Sunday, December 27, 2015

Mercy in the Christian Family

Feast of the Holy Family


The Feast of the Holy Family is one of the feast days for which we use the same readings every year. This year, I will look at Colossians 3:12-17.

Last year, I looked at the expanded version of these verses, which make a little more clear that Paul is not just outlining for us how Christians are supposed to act toward each other, that it is most particularly important (and most particularly difficult at times) within the contexts of our own families.
I know that when I was growing up, wrongs done by my family weren’t half so hard to let go of as those from anybody else. And it is twice as important to forgive them.

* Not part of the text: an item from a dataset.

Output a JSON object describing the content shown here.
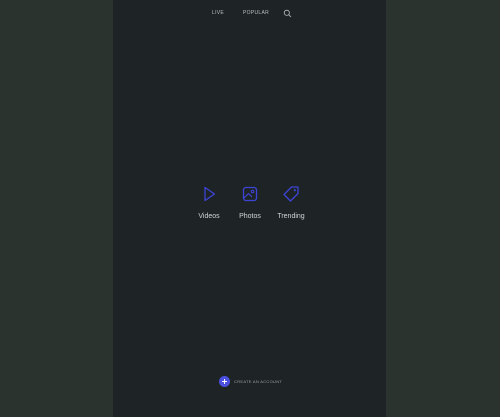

There is a reason God gave us these annoying people to grow up with! It is because our families are schools of learning how to forgive, and practicing that forgiveness throughout our lives. It is because the world will hate us because it hated Christ first - the world will be trying to hurt us.

Our families may irritate us, but they are not like the world. A parent’s critical eye does not come with the intention of finding fault; it rather comes with the intention of refining gold.

I know every family comes with problems. It is because we are fallen creatures and do not love as we were originally built to, and we do not express that love as God would have us express it.  There’s a reason that forgiveness made Paul’s list!

We won’t have perfect families. As much as we may want to trade them in sometimes, the best we can do is to work on the one person that we can actually control: ourselves. To do all we can not to irritate one another, and more importantly, to forgive and allow ourselves to be forgiven for the times when we fail, or when others fail us.

I know I’m going to mess up every day. I’m going to snap at people sometimes. I’m going to have selfish moments. I’m going to grumble about stuff. I’m going to do things because I want them to be noticed.

That doesn’t mean I should give up before I start. That means that when I fail, I need to get up, seek forgiveness from God, from anyone I hurt, and just as importantly I need to forgive myself, keep praying that God will keep reforming me to more closely reflect his likeness, and keep trying.

I am sure you have had your “moments” this Christmas. I know that I’ve had mine. Not that it’s really “okay” to have them, but it’s going to happen. We’re fallen creatures, and so it’s part of the reality of being human.

Let’s ask the Lord to come into those moments of brokenness, and ask him to heal us and give us the grace to forgive and be forgiven.